MAHKEMESİ : BÖLGE ADLİYE MAHKEMESİ 17. HUKUK DAİRESİ
Taraflar arasında görülen davada Kuşadası 3. Asliye Hukuk Mahkemesi’nce verilen 20.03.2019 tarih ve 2015/333 E. - 2019/188 K. sayılı kararın asıl davada davalı, birleşen davada davacı vekili tarafından istinaf edilmesi üzerine, istinaf isteminin esastan reddine dair İzmir Bölge Adliye Mahkemesi 17. Hukuk Dairesi’nce verilen 09.12.2021 tarih ve 2019/1745 E. - 2021/1794 K. sayılı kararın Yargıtayca incelenmesi asıl davada davalı, birleşen davalarda davacı vekili tarafından istenilmekle dosyadaki kağıtlar okundu gereği konuşulup düşünüldü:
Asıl dava, 28.240,00 Euro (84.988,28 TL) alacak için başlatılan icra takibine yapılan itirazın iptali, birleşen 2016/34 E. sayılı dava 2.089,43 Euro (5.953,20 TL) alacak için başlatılan icra takibine yapılan itirazın iptali, birleşen 2017/666 E. sayılı dava 8.000,00 Euro (30.000,00 TL) konaklama sözleşmesinden kaynaklanan maddi tazminat talebine ilişkindir. Karar tarihi olan 09.12.2021 itibariyle Bölge Adliye Mahkemesi temyiz kesinlik sınırı 78.630,00 TL olup bu meblağın altında kalan hükümlerin 6100 sayılı HMK'nın 362/1-a. bendi uyarınca kesin nitelikte olduğu, İlk Derece Mahkemesince asıl davanın kısmen kabülü ile 22.034,00 Euro (66.326,75 TL) alacağa ilişkin itirazın iptaline, birleşen davaların reddine karar verildiği, asıl ve birleşen her dava bağımsızlığını koruyacağından asıl dava davalısı aleyhine hükmedilen miktar ile birleşen davalarda birleşen davalar davacısı yönünden reddine karar verilen miktarların dava tarihindeki değerleri üzerinden temyiz kesinlik sınırı altında kaldığı anlaşılmaktadır. 6100 sayılı HMK'nın 366. maddesi delaletiyle kıyasen uygulanması gereken aynı Kanunun 346/2. maddesi hükmü uyarınca, kesin olan kararların temyiz istemleri hakkında Bölge Adliye Mahkemesince bir karar verilmesi gerekmekle birlikte, Yargıtay tarafından da bu yolda karar verilebileceğinden, asıl dava davalısı birleşen davalar davacısı vekilinin temyiz isteminin her bir dava yönünden ayrı ayrı reddine karar vermek gerekmiştir.

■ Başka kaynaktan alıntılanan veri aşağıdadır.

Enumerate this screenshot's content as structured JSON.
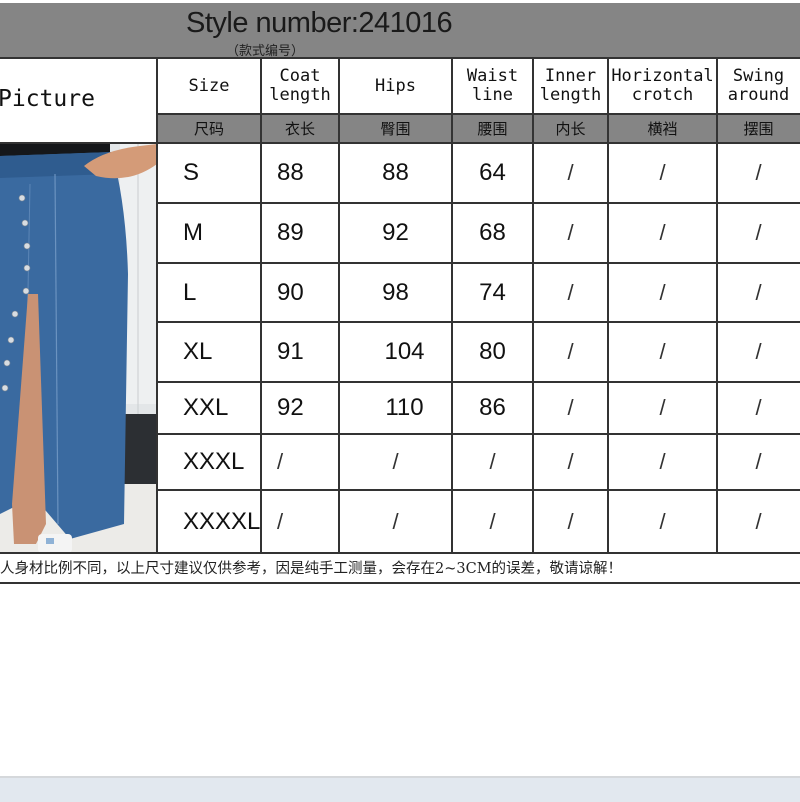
{
  "header": {
    "title": "Style number:241016",
    "subtitle": "（款式编号）"
  },
  "table": {
    "picture_label": "Picture",
    "columns": [
      {
        "en": "Size",
        "cn": "尺码"
      },
      {
        "en": "Coat\nlength",
        "cn": "衣长"
      },
      {
        "en": "Hips",
        "cn": "臀围"
      },
      {
        "en": "Waist\nline",
        "cn": "腰围"
      },
      {
        "en": "Inner\nlength",
        "cn": "内长"
      },
      {
        "en": "Horizontal\ncrotch",
        "cn": "横裆"
      },
      {
        "en": "Swing\naround",
        "cn": "摆围"
      }
    ],
    "rows": [
      {
        "size": "S",
        "coat_length": "88",
        "hips": "88",
        "waistline": "64",
        "inner_length": "/",
        "horizontal_crotch": "/",
        "swing_around": "/"
      },
      {
        "size": "M",
        "coat_length": "89",
        "hips": "92",
        "waistline": "68",
        "inner_length": "/",
        "horizontal_crotch": "/",
        "swing_around": "/"
      },
      {
        "size": "L",
        "coat_length": "90",
        "hips": "98",
        "waistline": "74",
        "inner_length": "/",
        "horizontal_crotch": "/",
        "swing_around": "/"
      },
      {
        "size": "XL",
        "coat_length": "91",
        "hips": "104",
        "waistline": "80",
        "inner_length": "/",
        "horizontal_crotch": "/",
        "swing_around": "/"
      },
      {
        "size": "XXL",
        "coat_length": "92",
        "hips": "110",
        "waistline": "86",
        "inner_length": "/",
        "horizontal_crotch": "/",
        "swing_around": "/"
      },
      {
        "size": "XXXL",
        "coat_length": "/",
        "hips": "/",
        "waistline": "/",
        "inner_length": "/",
        "horizontal_crotch": "/",
        "swing_around": "/"
      },
      {
        "size": "XXXXL",
        "coat_length": "/",
        "hips": "/",
        "waistline": "/",
        "inner_length": "/",
        "horizontal_crotch": "/",
        "swing_around": "/"
      }
    ]
  },
  "footnote": "人身材比例不同，以上尺寸建议仅供参考，因是纯手工测量，会存在2~3CM的误差，敬请谅解！",
  "photo": {
    "subject": "denim-midi-skirt-front-buttons-slit",
    "accent": "#3a6aa0"
  }
}
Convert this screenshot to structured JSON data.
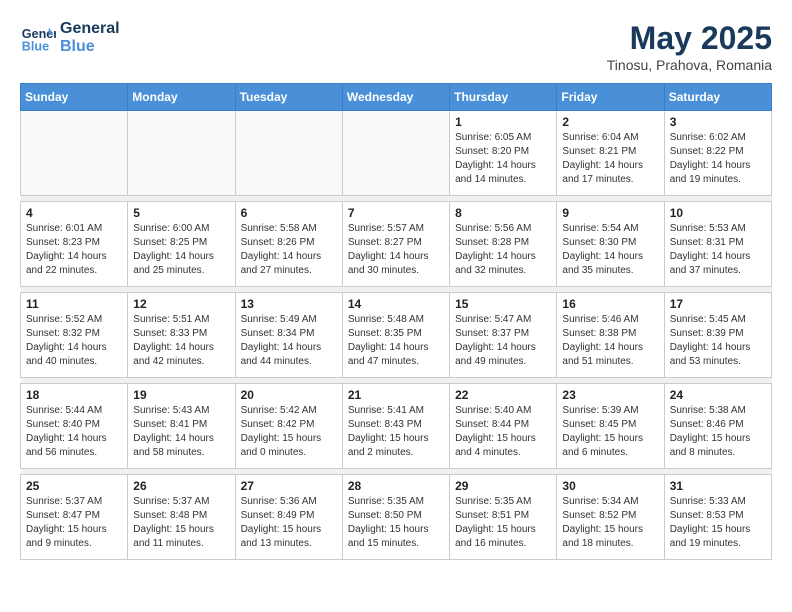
{
  "logo": {
    "line1": "General",
    "line2": "Blue"
  },
  "title": "May 2025",
  "location": "Tinosu, Prahova, Romania",
  "weekdays": [
    "Sunday",
    "Monday",
    "Tuesday",
    "Wednesday",
    "Thursday",
    "Friday",
    "Saturday"
  ],
  "weeks": [
    [
      {
        "day": "",
        "info": ""
      },
      {
        "day": "",
        "info": ""
      },
      {
        "day": "",
        "info": ""
      },
      {
        "day": "",
        "info": ""
      },
      {
        "day": "1",
        "info": "Sunrise: 6:05 AM\nSunset: 8:20 PM\nDaylight: 14 hours\nand 14 minutes."
      },
      {
        "day": "2",
        "info": "Sunrise: 6:04 AM\nSunset: 8:21 PM\nDaylight: 14 hours\nand 17 minutes."
      },
      {
        "day": "3",
        "info": "Sunrise: 6:02 AM\nSunset: 8:22 PM\nDaylight: 14 hours\nand 19 minutes."
      }
    ],
    [
      {
        "day": "4",
        "info": "Sunrise: 6:01 AM\nSunset: 8:23 PM\nDaylight: 14 hours\nand 22 minutes."
      },
      {
        "day": "5",
        "info": "Sunrise: 6:00 AM\nSunset: 8:25 PM\nDaylight: 14 hours\nand 25 minutes."
      },
      {
        "day": "6",
        "info": "Sunrise: 5:58 AM\nSunset: 8:26 PM\nDaylight: 14 hours\nand 27 minutes."
      },
      {
        "day": "7",
        "info": "Sunrise: 5:57 AM\nSunset: 8:27 PM\nDaylight: 14 hours\nand 30 minutes."
      },
      {
        "day": "8",
        "info": "Sunrise: 5:56 AM\nSunset: 8:28 PM\nDaylight: 14 hours\nand 32 minutes."
      },
      {
        "day": "9",
        "info": "Sunrise: 5:54 AM\nSunset: 8:30 PM\nDaylight: 14 hours\nand 35 minutes."
      },
      {
        "day": "10",
        "info": "Sunrise: 5:53 AM\nSunset: 8:31 PM\nDaylight: 14 hours\nand 37 minutes."
      }
    ],
    [
      {
        "day": "11",
        "info": "Sunrise: 5:52 AM\nSunset: 8:32 PM\nDaylight: 14 hours\nand 40 minutes."
      },
      {
        "day": "12",
        "info": "Sunrise: 5:51 AM\nSunset: 8:33 PM\nDaylight: 14 hours\nand 42 minutes."
      },
      {
        "day": "13",
        "info": "Sunrise: 5:49 AM\nSunset: 8:34 PM\nDaylight: 14 hours\nand 44 minutes."
      },
      {
        "day": "14",
        "info": "Sunrise: 5:48 AM\nSunset: 8:35 PM\nDaylight: 14 hours\nand 47 minutes."
      },
      {
        "day": "15",
        "info": "Sunrise: 5:47 AM\nSunset: 8:37 PM\nDaylight: 14 hours\nand 49 minutes."
      },
      {
        "day": "16",
        "info": "Sunrise: 5:46 AM\nSunset: 8:38 PM\nDaylight: 14 hours\nand 51 minutes."
      },
      {
        "day": "17",
        "info": "Sunrise: 5:45 AM\nSunset: 8:39 PM\nDaylight: 14 hours\nand 53 minutes."
      }
    ],
    [
      {
        "day": "18",
        "info": "Sunrise: 5:44 AM\nSunset: 8:40 PM\nDaylight: 14 hours\nand 56 minutes."
      },
      {
        "day": "19",
        "info": "Sunrise: 5:43 AM\nSunset: 8:41 PM\nDaylight: 14 hours\nand 58 minutes."
      },
      {
        "day": "20",
        "info": "Sunrise: 5:42 AM\nSunset: 8:42 PM\nDaylight: 15 hours\nand 0 minutes."
      },
      {
        "day": "21",
        "info": "Sunrise: 5:41 AM\nSunset: 8:43 PM\nDaylight: 15 hours\nand 2 minutes."
      },
      {
        "day": "22",
        "info": "Sunrise: 5:40 AM\nSunset: 8:44 PM\nDaylight: 15 hours\nand 4 minutes."
      },
      {
        "day": "23",
        "info": "Sunrise: 5:39 AM\nSunset: 8:45 PM\nDaylight: 15 hours\nand 6 minutes."
      },
      {
        "day": "24",
        "info": "Sunrise: 5:38 AM\nSunset: 8:46 PM\nDaylight: 15 hours\nand 8 minutes."
      }
    ],
    [
      {
        "day": "25",
        "info": "Sunrise: 5:37 AM\nSunset: 8:47 PM\nDaylight: 15 hours\nand 9 minutes."
      },
      {
        "day": "26",
        "info": "Sunrise: 5:37 AM\nSunset: 8:48 PM\nDaylight: 15 hours\nand 11 minutes."
      },
      {
        "day": "27",
        "info": "Sunrise: 5:36 AM\nSunset: 8:49 PM\nDaylight: 15 hours\nand 13 minutes."
      },
      {
        "day": "28",
        "info": "Sunrise: 5:35 AM\nSunset: 8:50 PM\nDaylight: 15 hours\nand 15 minutes."
      },
      {
        "day": "29",
        "info": "Sunrise: 5:35 AM\nSunset: 8:51 PM\nDaylight: 15 hours\nand 16 minutes."
      },
      {
        "day": "30",
        "info": "Sunrise: 5:34 AM\nSunset: 8:52 PM\nDaylight: 15 hours\nand 18 minutes."
      },
      {
        "day": "31",
        "info": "Sunrise: 5:33 AM\nSunset: 8:53 PM\nDaylight: 15 hours\nand 19 minutes."
      }
    ]
  ]
}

SONUÇ: Yukarda açıklanan nedenlerle, asıl dava davalısı birleşen davalar davacısı vekilinin temyiz isteminin her bir dava yönünden ayrı ayrı miktardan REDDİNE, işlem yapılmak üzere dava dosyasının İlk Derece Mahkemesine gönderilmesine, kararın bir örneğinin Bölge Adliye Mahkemesine gönderilmesine, ödediği peşin temyiz harcının isteği halinde temyiz eden asıl davada davalı, birleşen davalarda davacıya iadesine, 13/06/2022 tarihinde oyçokluğuyla karar verildi.
KARŞI OY
1. Asıl dava, 28.240 Avro alacak için başlatılan icra takibine itirazın iptali istemine ilişkindir.
2. Yargılama sonucunda asıl davada 22.034 Avro alacak yönünden itirazın iptaline karar verilmiş, kararı davalı vekili istinaf etmiş Bölge Adliye Mahkemesince 09.12.2021 tarihli kararla istinaf isteminin reddine karar verilmiştir.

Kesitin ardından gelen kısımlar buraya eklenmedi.